Description of problem:
SRE was notified by a zabbix alert of a performance issues on a starter cluster compute node: starter-us-east-1-node-compute-f1526 . Watching htop, iptables was consuming 100% of a core for more than 20 minutes (same PID).
Version-Release number of selected component (if applicable):
kernel: Linux ip-172-31-53-238.ec2.internal 3.10.0-693.21.1.el7.x86_64 #1 SMP Fri Feb 23 18:54:16 UTC 2018 x86_64 x86_64 x86_64 GNU/Linux
Seems to be a rolling problem in the starter clusters.
Steps to Reproduce:
- After 20 minutes, the iptables process appeared to exit and htop returned to normal.

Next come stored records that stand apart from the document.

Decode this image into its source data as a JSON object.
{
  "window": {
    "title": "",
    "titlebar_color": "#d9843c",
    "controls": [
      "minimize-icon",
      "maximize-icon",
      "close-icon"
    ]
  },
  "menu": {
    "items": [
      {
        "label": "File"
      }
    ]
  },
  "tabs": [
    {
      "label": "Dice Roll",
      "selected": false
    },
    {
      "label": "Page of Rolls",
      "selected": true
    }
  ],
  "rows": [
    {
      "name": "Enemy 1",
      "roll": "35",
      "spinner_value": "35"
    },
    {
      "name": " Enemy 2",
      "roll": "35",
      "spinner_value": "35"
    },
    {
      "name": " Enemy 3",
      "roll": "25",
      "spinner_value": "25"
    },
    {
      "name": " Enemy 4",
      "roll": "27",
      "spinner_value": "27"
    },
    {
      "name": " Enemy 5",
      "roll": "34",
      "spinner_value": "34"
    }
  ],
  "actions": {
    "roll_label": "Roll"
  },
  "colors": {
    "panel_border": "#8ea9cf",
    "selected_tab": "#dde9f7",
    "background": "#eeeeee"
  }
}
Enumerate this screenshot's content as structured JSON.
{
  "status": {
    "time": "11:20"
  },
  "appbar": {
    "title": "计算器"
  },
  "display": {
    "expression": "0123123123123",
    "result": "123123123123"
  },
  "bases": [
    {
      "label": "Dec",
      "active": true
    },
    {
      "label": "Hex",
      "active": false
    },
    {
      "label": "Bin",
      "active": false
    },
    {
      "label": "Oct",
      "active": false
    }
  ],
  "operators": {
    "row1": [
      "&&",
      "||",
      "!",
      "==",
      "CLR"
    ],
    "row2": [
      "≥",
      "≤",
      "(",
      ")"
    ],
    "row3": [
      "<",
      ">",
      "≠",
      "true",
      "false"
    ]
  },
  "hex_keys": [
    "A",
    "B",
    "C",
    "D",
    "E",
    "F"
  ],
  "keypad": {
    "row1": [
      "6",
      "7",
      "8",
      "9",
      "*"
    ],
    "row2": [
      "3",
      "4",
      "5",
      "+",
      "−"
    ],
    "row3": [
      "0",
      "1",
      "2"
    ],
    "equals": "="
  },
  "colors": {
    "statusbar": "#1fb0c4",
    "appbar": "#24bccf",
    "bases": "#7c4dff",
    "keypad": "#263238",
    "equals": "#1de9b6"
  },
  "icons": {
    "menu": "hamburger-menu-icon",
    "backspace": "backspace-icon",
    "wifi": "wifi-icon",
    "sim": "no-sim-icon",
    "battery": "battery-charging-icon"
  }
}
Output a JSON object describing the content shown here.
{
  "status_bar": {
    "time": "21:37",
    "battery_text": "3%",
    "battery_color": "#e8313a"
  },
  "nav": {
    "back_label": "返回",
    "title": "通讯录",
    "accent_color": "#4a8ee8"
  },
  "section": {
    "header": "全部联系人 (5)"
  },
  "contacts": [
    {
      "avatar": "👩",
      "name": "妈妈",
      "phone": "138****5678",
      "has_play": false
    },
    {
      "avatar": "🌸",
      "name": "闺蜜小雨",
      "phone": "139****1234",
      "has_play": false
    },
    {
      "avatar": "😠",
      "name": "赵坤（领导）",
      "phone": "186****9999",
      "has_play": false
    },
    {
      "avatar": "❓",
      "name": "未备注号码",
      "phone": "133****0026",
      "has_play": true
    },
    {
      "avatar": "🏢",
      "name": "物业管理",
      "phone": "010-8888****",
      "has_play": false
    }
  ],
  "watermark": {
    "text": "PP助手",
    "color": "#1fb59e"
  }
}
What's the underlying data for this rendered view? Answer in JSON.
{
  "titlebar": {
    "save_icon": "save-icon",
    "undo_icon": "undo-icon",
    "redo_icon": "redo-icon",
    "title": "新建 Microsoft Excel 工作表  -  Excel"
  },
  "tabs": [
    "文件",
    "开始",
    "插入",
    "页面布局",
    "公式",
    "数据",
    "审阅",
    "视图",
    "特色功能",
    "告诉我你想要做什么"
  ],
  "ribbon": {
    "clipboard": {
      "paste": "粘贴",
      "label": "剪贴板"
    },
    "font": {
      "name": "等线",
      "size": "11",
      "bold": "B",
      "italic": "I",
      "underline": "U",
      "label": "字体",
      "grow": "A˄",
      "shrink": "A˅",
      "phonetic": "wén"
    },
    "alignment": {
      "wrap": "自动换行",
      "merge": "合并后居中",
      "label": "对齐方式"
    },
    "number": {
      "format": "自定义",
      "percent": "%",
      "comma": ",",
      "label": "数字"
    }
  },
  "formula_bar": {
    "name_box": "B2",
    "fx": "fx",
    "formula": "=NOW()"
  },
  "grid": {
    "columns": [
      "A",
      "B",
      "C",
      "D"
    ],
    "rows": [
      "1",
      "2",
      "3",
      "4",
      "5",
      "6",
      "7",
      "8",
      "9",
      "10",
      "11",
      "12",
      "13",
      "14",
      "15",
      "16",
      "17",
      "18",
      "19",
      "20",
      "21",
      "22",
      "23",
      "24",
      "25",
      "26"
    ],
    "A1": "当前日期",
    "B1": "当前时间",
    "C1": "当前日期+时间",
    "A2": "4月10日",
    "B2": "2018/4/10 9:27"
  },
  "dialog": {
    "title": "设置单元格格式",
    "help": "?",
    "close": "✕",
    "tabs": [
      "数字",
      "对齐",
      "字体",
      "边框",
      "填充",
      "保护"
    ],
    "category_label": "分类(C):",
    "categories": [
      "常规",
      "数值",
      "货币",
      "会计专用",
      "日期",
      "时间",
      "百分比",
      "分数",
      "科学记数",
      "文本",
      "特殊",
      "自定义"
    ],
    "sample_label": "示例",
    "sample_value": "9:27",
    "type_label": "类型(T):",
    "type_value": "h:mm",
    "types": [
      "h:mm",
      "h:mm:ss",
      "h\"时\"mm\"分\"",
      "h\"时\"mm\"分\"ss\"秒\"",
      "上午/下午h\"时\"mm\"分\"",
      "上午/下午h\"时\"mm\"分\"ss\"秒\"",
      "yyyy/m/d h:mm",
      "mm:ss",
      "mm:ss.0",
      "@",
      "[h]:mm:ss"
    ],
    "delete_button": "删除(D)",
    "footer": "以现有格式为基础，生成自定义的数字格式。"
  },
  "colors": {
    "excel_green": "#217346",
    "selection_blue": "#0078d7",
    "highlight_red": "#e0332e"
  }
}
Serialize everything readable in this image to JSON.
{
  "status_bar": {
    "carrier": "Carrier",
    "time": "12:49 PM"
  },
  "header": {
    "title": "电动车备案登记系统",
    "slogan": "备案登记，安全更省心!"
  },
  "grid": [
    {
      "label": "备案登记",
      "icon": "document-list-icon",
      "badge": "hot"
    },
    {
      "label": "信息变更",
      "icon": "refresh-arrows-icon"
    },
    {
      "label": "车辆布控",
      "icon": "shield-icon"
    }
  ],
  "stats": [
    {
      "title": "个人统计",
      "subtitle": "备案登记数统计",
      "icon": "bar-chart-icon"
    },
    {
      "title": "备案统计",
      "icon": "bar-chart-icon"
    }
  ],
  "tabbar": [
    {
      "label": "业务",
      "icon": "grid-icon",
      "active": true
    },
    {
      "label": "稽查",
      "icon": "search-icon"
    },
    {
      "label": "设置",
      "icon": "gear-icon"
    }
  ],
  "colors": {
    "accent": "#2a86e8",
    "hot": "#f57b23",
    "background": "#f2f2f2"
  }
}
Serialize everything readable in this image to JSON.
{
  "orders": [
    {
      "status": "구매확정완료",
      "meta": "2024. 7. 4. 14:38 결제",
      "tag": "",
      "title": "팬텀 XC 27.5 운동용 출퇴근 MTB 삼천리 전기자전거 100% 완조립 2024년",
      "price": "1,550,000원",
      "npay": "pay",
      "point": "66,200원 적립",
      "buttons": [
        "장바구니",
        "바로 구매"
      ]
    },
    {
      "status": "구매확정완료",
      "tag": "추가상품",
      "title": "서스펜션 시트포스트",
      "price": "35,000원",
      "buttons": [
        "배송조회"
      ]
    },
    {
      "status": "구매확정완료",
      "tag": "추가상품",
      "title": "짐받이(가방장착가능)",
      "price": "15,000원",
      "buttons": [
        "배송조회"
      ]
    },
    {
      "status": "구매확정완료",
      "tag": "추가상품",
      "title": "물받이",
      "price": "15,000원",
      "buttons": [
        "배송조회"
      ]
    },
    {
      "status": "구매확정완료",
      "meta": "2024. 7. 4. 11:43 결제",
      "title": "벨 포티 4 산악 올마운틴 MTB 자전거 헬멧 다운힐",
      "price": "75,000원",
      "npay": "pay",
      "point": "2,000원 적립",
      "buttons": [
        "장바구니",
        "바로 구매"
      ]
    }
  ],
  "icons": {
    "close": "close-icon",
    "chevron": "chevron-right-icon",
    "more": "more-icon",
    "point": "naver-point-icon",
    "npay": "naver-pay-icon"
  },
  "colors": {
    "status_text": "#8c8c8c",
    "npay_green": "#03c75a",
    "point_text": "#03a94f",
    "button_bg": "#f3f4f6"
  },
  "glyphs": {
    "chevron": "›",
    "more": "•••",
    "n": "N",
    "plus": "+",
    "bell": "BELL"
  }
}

- For unknown reasons, it was taking about 10 times as long to ssh to this box (~30 seconds) as it was to other nodes in the cluster.
- No excessive CPU/Disk/Memory pressure otherwise noted (iptables was taking a full core, but plenty of other cores were free; Load average: 33.85 31.63 30.86).
If this happens again, can somebody 'debuginfo-install iptables' and then 'gdb attach <pid>' and "backtrace" so we can see what's actually going on?
Can we add a cron job to check to see if iptables has been running for more than a minute and then attach to the pid and generate a backtrace and email it out?
I'd be glad to install it if someone can write it to dump to a file system location. I'll monitor for dumps and email if one is generated.
I believe you can do:
- debuginfo-install iptables
- gdb attach `pidof iptables`
- set logging file /tmp/gdb.txt
- set logging on
- set pagination off
and that should dump the required info to a filesystem location.
Ping on this issue?
I haven't seen this in awhile, so I'm fine to close and follow recommended capture steps if it reoccurs.
Gotcha; I've closed this - feel free to reopen / open a new one if it reoccurs.